Friday, December 5, 2008
We had a surprise office meeting today. Not so surprising was the news that, while we would still be having performance evaluations this month, as we do every year, no one was getting raises. Design Associates just isn't able to make it work this year. We had a good first 6-8 months this year, but the last few months have been holy hell, what with all the financial markets and real estate investing markets taking a major hit. This news, oddly enough, wasn't too much of a surprise. What did end up being a little bit of a surprise was the announcement that starting in 2009, we're all going to 36 hours a week. We can work with our project managers to figure out how to schedule that (leave an hour early most days a week? leave at noon on Friday? come in late on Tuesday?), but that's how it's going to be in order to avoid laying people off for a while longer.
The news left me stunned for about five minutes, and then I felt alternatingly anxious and exhilarated. Anxious over money, of course--what sacrifices do I need to make in order to live without four hours' of pay a week? I wanted to send my cousins on my mom's side some money for Christmas, but it appears that I'll have to save that cash for myself as a cushion--dammit. I'll need to cut back on some of my usual splurges, but...I don't feel like I live that splurgey anyhow. Am I just another callous upper-class American, desensitized to the cost of living? Should we still go to Vegas for our anniversary this year?

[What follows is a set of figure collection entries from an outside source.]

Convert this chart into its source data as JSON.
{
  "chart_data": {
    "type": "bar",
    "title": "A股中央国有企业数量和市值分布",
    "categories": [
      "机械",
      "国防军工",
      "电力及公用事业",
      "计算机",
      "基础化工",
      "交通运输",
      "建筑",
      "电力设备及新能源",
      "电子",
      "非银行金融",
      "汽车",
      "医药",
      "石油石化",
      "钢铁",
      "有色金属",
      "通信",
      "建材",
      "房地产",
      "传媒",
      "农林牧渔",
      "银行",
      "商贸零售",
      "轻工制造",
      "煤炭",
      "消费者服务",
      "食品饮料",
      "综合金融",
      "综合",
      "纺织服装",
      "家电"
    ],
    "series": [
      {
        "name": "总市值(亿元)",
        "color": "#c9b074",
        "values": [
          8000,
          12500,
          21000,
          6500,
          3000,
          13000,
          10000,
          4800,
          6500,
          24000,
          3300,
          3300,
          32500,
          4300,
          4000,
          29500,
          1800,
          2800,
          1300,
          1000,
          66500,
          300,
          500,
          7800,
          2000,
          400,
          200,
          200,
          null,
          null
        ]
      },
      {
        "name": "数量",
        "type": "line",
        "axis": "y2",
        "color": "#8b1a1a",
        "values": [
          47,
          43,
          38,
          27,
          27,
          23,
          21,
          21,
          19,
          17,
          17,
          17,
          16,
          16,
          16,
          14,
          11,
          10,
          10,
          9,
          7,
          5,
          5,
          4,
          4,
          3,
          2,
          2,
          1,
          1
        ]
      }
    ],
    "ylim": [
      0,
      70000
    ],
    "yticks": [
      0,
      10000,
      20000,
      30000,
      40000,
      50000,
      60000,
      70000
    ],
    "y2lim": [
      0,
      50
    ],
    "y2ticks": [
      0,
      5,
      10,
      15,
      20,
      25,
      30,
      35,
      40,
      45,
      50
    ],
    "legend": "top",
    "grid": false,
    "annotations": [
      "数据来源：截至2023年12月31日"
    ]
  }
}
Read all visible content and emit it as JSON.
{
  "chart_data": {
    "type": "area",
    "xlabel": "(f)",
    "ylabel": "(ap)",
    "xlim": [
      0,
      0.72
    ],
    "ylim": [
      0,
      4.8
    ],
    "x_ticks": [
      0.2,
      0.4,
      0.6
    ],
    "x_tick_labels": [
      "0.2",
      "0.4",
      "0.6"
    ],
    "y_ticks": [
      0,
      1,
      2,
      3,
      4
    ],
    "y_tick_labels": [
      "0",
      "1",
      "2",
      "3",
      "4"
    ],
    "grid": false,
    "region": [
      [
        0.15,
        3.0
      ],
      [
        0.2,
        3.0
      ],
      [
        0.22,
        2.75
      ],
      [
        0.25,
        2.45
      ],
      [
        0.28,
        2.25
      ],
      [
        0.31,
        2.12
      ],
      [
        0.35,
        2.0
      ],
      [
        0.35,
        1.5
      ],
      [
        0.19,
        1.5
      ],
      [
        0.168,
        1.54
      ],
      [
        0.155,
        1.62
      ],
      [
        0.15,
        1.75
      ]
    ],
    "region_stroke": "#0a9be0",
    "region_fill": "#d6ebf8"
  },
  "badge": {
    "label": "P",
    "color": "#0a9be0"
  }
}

Then I felt a little exhilarated. What would I do with four extra hours a week when I'm not having to pretend to be busy, not having to stretch my hours? (I suppose I coulda done that before now, it just somehow never crossed my feeble 40-hour-a-week-by-God mind.) I could do my grocery shopping on Friday afternoon instead of first thing Saturday morning. I'd have more time to write on a couple of books and projects I've been brainstorming on. I'd have time to sit with Maddy and snuggle her as she creeps into the gentle, waning months of her life (though she still seems to be doing pretty well on the chemo and prednisone).
Guy and I talked a little about it this evening. While it leaves me feeling unsettled, it also leaves me feeling a little hopeful. Funny enough, several other bright and motivated interns and architects around me felt the same way. We were all concerned about DA's future and the cash we'd be missing out on, but think of what we could do if we knew we only had 36 hours to get everything done and could also get a few hours back to live our lives. (Kellye, if you're reading this, the first thing I thought when they announced this was "hot damn, it's almost like ROWE.") Regardless, we'll be making small temporary changes, like cutting back (but not deleting) our contributions to our retirement accounts, keeping Christmas really simple (especially since we have to fly to GA), and finding other ways to be thrifty. Fortunately for us, we have always been pretty frugal to start with, so it's not like we're starting this savings cushion from scratch, and we also know how to live with less. Not tons less, but less enough to make a difference.